For Lhakpa Sherpa, the only woman to have summited Mount Everest ten times, the real ascent has been finding peace, purpose and power in a world that once overlooked her
In the death zone, 8,000 metres above sea level, where air thins dangerously and the human body begins to shut down, Lhakpa Sherpa keeps climbing. The Nepali mountaineer has stood atop Mount Everest, the world’s highest peak at 8,849m, ten times—more than any other woman in history. Her greatest summits, though, may not be those of snow and ice, but of survival, resilience and willpower, as well as an unshakable belief that the mountain is both teacher and healer.
“Everest fix my soul—it is my doctor, my big boss,” she says, in her personal dialect of English, which her friends have affectionately termed as ‘Lhakpa-lese’. “Children go to school and say they love their teacher. I say, I love my Everest.”

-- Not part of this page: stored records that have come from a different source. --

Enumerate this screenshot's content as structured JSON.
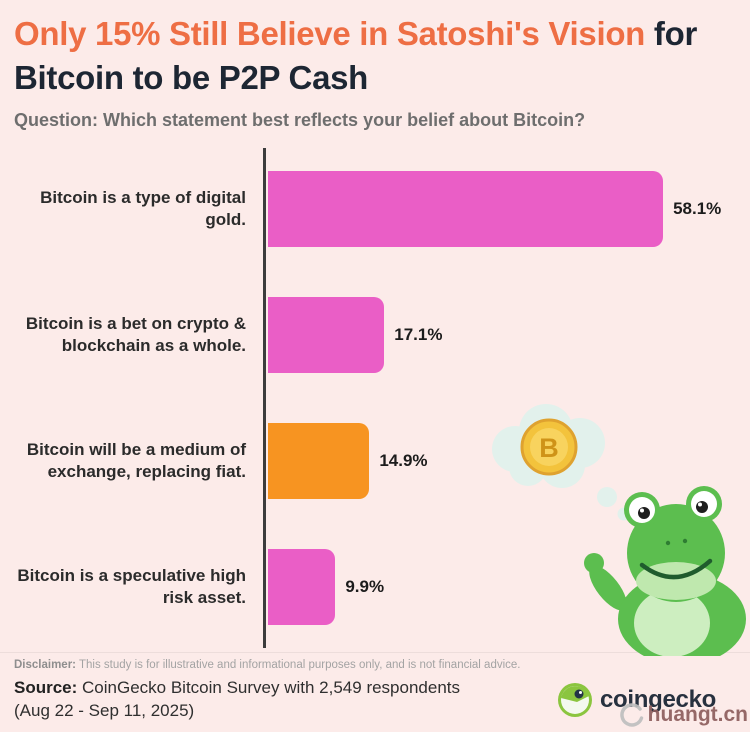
{
  "title": {
    "highlight": "Only 15% Still Believe in Satoshi's Vision",
    "rest": " for Bitcoin to be P2P Cash"
  },
  "subtitle": "Question: Which statement best reflects your belief about Bitcoin?",
  "chart_data": {
    "type": "bar",
    "orientation": "horizontal",
    "title": "Only 15% Still Believe in Satoshi's Vision for Bitcoin to be P2P Cash",
    "question": "Which statement best reflects your belief about Bitcoin?",
    "categories": [
      "Bitcoin is a type of digital gold.",
      "Bitcoin is a bet on crypto & blockchain as a whole.",
      "Bitcoin will be a medium of exchange, replacing fiat.",
      "Bitcoin is a speculative high risk asset."
    ],
    "values": [
      58.1,
      17.1,
      14.9,
      9.9
    ],
    "value_labels": [
      "58.1%",
      "17.1%",
      "14.9%",
      "9.9%"
    ],
    "bar_colors": [
      "#ea5ec6",
      "#ea5ec6",
      "#f79421",
      "#ea5ec6"
    ],
    "xlim": [
      0,
      100
    ],
    "grid": false,
    "legend": false
  },
  "footer": {
    "disclaimer_label": "Disclaimer:",
    "disclaimer_text": " This study is for illustrative and informational purposes only, and is not financial advice.",
    "source_label": "Source:",
    "source_text": " CoinGecko Bitcoin Survey with 2,549 respondents (Aug 22 - Sep 11, 2025)"
  },
  "branding": {
    "logo_text": "coingecko",
    "watermark_text": "huangt.cn"
  },
  "mascot": {
    "coin_symbol": "B"
  },
  "colors": {
    "background": "#fcebe9",
    "title_highlight": "#ee6e44",
    "title_dark": "#1d2633",
    "bar_pink": "#ea5ec6",
    "bar_orange": "#f79421",
    "gecko_green": "#5cbe4f",
    "coin_gold": "#f3c33c"
  }
}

We are having this conversation in Singapore, which she is visiting for the first time. She arrived with characteristic enthusiasm, immediately scanning the skyline for peaks that weren’t there. “I love Singapore, very clean and very natural. And beautiful people,” she says, though she admits to being slightly disappointed that the only “mountain” is really just a hill 94 metres high.
It’s a telling moment that captures something essential about extreme athleticism—the profound psychological relationship with pushing beyond perceived limits. Even on a brief three-day visit to speak at the Tatler Ball Asia 2025 and receive the Tatler Impact Award for Sports, accompanied by her youngest child, Shiny, Sherpa’s mind turns instinctively towards the vertical.
From cave to peak


Born in 1973 in a cave in Balakharka, in Nepal’s Makalu region, Sherpa’s path to becoming an extreme athlete began with ambition. Growing up in a village without electricity southeast of Mount Everest, she was denied formal education, which was reserved for boys at the time. At 15, she began working as a porter, disguising herself to secure employment in a male-dominated field.
“I’m carry heavy load,” she recalls, describing how she demonstrated her strength to her father, himself an Everest guide. “I show my dad I can carry heavy load. And my dad says, ‘Yeah, good job. Good job.’” Her mother was less encouraging, saying she wouldn’t be able to get married if she pursued a climbing job.
However, the early experience of carrying equipment for foreign climbers—and her younger brother to school—across dangerous terrain laid the foundation for what would become an unprecedented mountaineering career. It also reveals that in extreme sports, raw physical capability means little without the mental fortitude forged through hardship.
Her strength, Sherpa insists, comes from working exceptionally hard—a response to those who question the source of her mental and physical resilience.